The answer to that is probably yes, since the business-class seats of BA and its major US rivals still have some way to go to match the Upper Class seat pitch of 55in to 60in pioneered by Virgin Atlantic, the 55in pitch from Continental, or the 57in to 62in pitch from TWA. These latter carriers, however, are able to offer such large seat pitches for their business-class passengers only because they've rejected first-class cabins; their argument is that so few people will pay first-class prices, that it's more competitive to sell bigger business-class seats instead.
While seat size remains the key selling point for business class, the airlines are also competing vigorously on service levels. The current vogue is to offer a more relaxed meal, allowing executives to snack when they want rather than force a four-course meal on them when they're not hungry. But many travellers, especially the Brits, prefer the restaurant-style approach of eating at the same time.
Business travellers in the air, according to the OAG survey, can be something of an anti-social group. Most of those surveyed wanted to avoid sitting next to someone on the flight, often asking at check-in to be kept as far away from fellow passengers as possible, and sometimes switching seats to avoid a potentially obnoxious companion.
During the flight, the survey shows that most rated the choice of personal videos as their main concern, although in-flight phones and, to a lesser extent, fax facilities were increasingly seen as important.
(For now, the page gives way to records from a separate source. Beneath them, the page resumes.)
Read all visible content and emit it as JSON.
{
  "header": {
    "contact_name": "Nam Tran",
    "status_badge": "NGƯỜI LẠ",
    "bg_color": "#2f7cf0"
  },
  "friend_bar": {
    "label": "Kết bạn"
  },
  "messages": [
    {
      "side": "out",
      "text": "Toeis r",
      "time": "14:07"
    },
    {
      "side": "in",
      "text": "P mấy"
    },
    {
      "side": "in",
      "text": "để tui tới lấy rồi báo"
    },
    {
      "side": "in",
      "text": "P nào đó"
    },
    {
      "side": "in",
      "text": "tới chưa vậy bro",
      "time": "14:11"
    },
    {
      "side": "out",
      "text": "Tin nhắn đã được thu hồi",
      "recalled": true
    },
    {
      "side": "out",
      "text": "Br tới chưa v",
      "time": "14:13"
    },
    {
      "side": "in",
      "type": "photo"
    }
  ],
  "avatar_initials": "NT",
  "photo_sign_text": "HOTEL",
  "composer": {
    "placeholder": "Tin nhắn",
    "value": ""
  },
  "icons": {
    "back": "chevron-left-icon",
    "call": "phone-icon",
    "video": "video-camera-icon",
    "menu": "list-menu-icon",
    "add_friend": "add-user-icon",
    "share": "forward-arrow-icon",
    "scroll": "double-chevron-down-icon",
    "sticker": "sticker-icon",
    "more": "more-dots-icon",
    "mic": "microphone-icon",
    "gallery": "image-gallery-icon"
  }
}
In the same way many travellers, especially younger executives, take a lap-top computer with them. 'There appears to be some truth in the ubiquitous image of the business traveller tapping away at a portable computer while the air steward tries to park the lunch tray,' concludes OAG. 'More than half those surveyed take a laptop away on business.'
Electronic shopping and interactive gambling opportunities were rated pretty low in the survey - which is probably just as well since most of the sophisticated in-flight shopping and gambling systems installed over the past year are still experiencing teething problems.